Dixie County residents will be heading to the polls this November to decide who will become their new superintendent of schools.
The candidates for the open seat are: Jim Green Jr., Cheryl Pridgeon and Mike Thomas.
Jim Green Jr.
Green is an ordained minister who was born and raised in Dixie County but left to further his education and career. He believes one of the biggest issues facing the school system is preparing students for the future.
“Dixie County has a public and private sector, but the two must work effectively,” Green said. “We must, as school officials and administrators and teachers, prepare the children for the future and make sure there are jobs for them when they graduate — or else they’ll leave, like I did.”
With the county not having a single minority teacher, Green said it’s important for students to be in a diverse environment.
“Our studies have shown that children perform best when they are in a diverse environment,” he said. “When you look in the mirror, you see a reflection of yourself. If you didn’t see a reflection of yourself in the mirror, then you’d probably be dismayed.”
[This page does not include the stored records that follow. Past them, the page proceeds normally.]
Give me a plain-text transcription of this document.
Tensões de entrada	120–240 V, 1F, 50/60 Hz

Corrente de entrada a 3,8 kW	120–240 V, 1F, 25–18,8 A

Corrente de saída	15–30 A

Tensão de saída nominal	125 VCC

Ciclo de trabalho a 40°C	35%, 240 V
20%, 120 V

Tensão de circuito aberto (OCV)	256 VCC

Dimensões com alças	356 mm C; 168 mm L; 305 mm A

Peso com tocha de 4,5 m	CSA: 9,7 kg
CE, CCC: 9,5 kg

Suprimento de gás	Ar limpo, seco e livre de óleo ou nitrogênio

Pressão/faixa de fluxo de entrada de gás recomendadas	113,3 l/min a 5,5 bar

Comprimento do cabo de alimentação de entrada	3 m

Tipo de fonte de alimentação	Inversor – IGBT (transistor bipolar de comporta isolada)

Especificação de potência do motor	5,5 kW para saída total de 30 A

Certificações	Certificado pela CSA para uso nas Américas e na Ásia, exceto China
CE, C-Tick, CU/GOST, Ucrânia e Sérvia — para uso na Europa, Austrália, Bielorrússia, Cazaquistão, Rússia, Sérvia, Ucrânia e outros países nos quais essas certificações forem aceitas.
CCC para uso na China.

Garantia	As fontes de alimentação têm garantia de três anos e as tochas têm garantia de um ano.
Cheryl Pridgeon is also a born-and-raised Dixie County resident. She has 28 years of teaching experience and eight years as a school board member.
Pridgeon said “government in general is not very efficient” and that it can often hinder small school districts like Dixie County’s.
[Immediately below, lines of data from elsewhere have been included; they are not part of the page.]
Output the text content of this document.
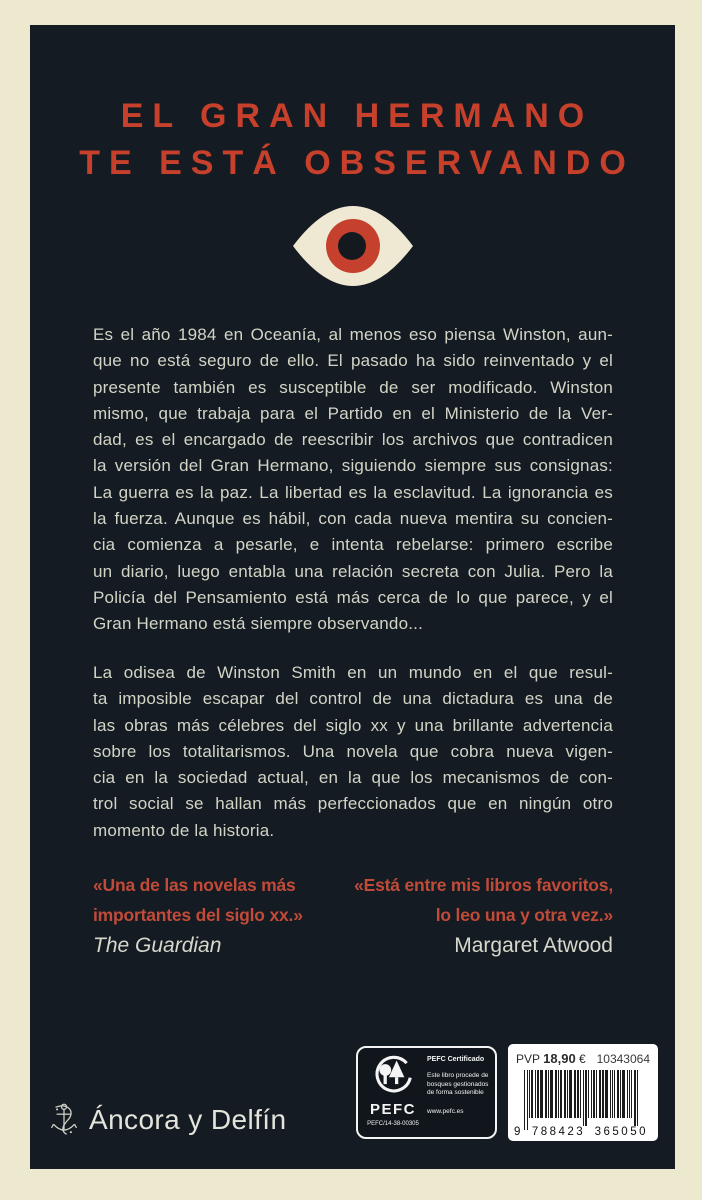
EL GRAN HERMANO
TE ESTÁ OBSERVANDO
Es el año 1984 en Oceanía, al menos eso piensa Winston, aun-
que no está seguro de ello. El pasado ha sido reinventado y el
presente también es susceptible de ser modificado. Winston
mismo, que trabaja para el Partido en el Ministerio de la Ver-
dad, es el encargado de reescribir los archivos que contradicen
la versión del Gran Hermano, siguiendo siempre sus consignas:
La guerra es la paz. La libertad es la esclavitud. La ignorancia es
la fuerza. Aunque es hábil, con cada nueva mentira su concien-
cia comienza a pesarle, e intenta rebelarse: primero escribe
un diario, luego entabla una relación secreta con Julia. Pero la
Policía del Pensamiento está más cerca de lo que parece, y el
Gran Hermano está siempre observando...
La odisea de Winston Smith en un mundo en el que resul-
ta imposible escapar del control de una dictadura es una de
las obras más célebres del siglo xx y una brillante advertencia
sobre los totalitarismos. Una novela que cobra nueva vigen-
cia en la sociedad actual, en la que los mecanismos de con-
trol social se hallan más perfeccionados que en ningún otro
momento de la historia.
«Una de las novelas más
importantes del siglo xx.»
The Guardian
«Está entre mis libros favoritos,
lo leo una y otra vez.»
Margaret Atwood
Áncora y Delfín	PEFC
PEFC/14-38-00305
PEFC Certificado
Este libro procede de
bosques gestionados
de forma sostenible
www.pefc.es
PVP 18,90 € 10343064
9 788423 365050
“At this time, I think it’s too big,” she said, “and we have too much government control, especially over education. Local control would be better for school districts, especially small districts like ours.”
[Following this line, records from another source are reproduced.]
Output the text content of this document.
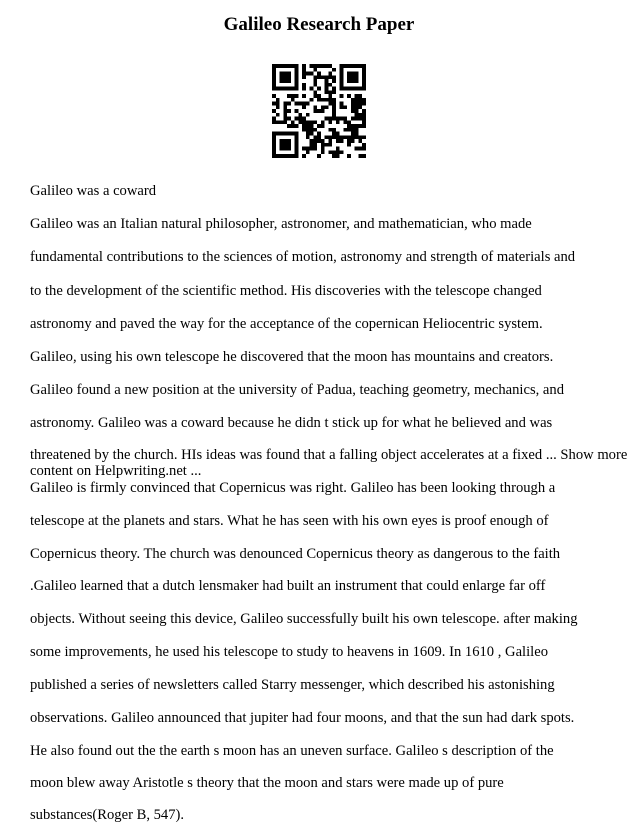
Galileo Research Paper
Galileo was a coward
Galileo was an Italian natural philosopher, astronomer, and mathematician, who made
fundamental contributions to the sciences of motion, astronomy and strength of materials and
to the development of the scientific method. His discoveries with the telescope changed
astronomy and paved the way for the acceptance of the copernican Heliocentric system.
Galileo, using his own telescope he discovered that the moon has mountains and creators.
Galileo found a new position at the university of Padua, teaching geometry, mechanics, and
astronomy. Galileo was a coward because he didn t stick up for what he believed and was
threatened by the church. HIs ideas was found that a falling object accelerates at a fixed ... Show more
content on Helpwriting.net ...
Galileo is firmly convinced that Copernicus was right. Galileo has been looking through a
telescope at the planets and stars. What he has seen with his own eyes is proof enough of
Copernicus theory. The church was denounced Copernicus theory as dangerous to the faith
.Galileo learned that a dutch lensmaker had built an instrument that could enlarge far off
objects. Without seeing this device, Galileo successfully built his own telescope. after making
some improvements, he used his telescope to study to heavens in 1609. In 1610 , Galileo
published a series of newsletters called Starry messenger, which described his astonishing
observations. Galileo announced that jupiter had four moons, and that the sun had dark spots.
He also found out the the earth s moon has an uneven surface. Galileo s description of the
moon blew away Aristotle s theory that the moon and stars were made up of pure
substances(Roger B, 547).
This is one of the reasons why Pridgeon believes Common Core testing is a major issue for the school system. She believes that simply conducting one test during the spring does not do any good for the students. Instead, she believes in a different method.
“A test that gives some sort of shorter assessment, given several times a year, would be a better snapshot of a child’s progress,” Pridgeon said.
Mike Thomas is a former parole officer, teacher and assistant principal, and he’s now the head principal at Anderson Elementary School. One of Thomas’ major issues with the school system is the lack of support for teachers.
“I know that teachers – per the [instructing] that they have to do and what they’re required to do by the state – are vastly underpaid,” he said.
He also disagrees with the Common Core method of testing and believes it’s not the best fit for Dixie County classrooms.
“It’s kind of gotten away from teachers being able to teach the students and students being able to learn,” Thomas said. “There’s a lot of pressure and high stakes on testing.”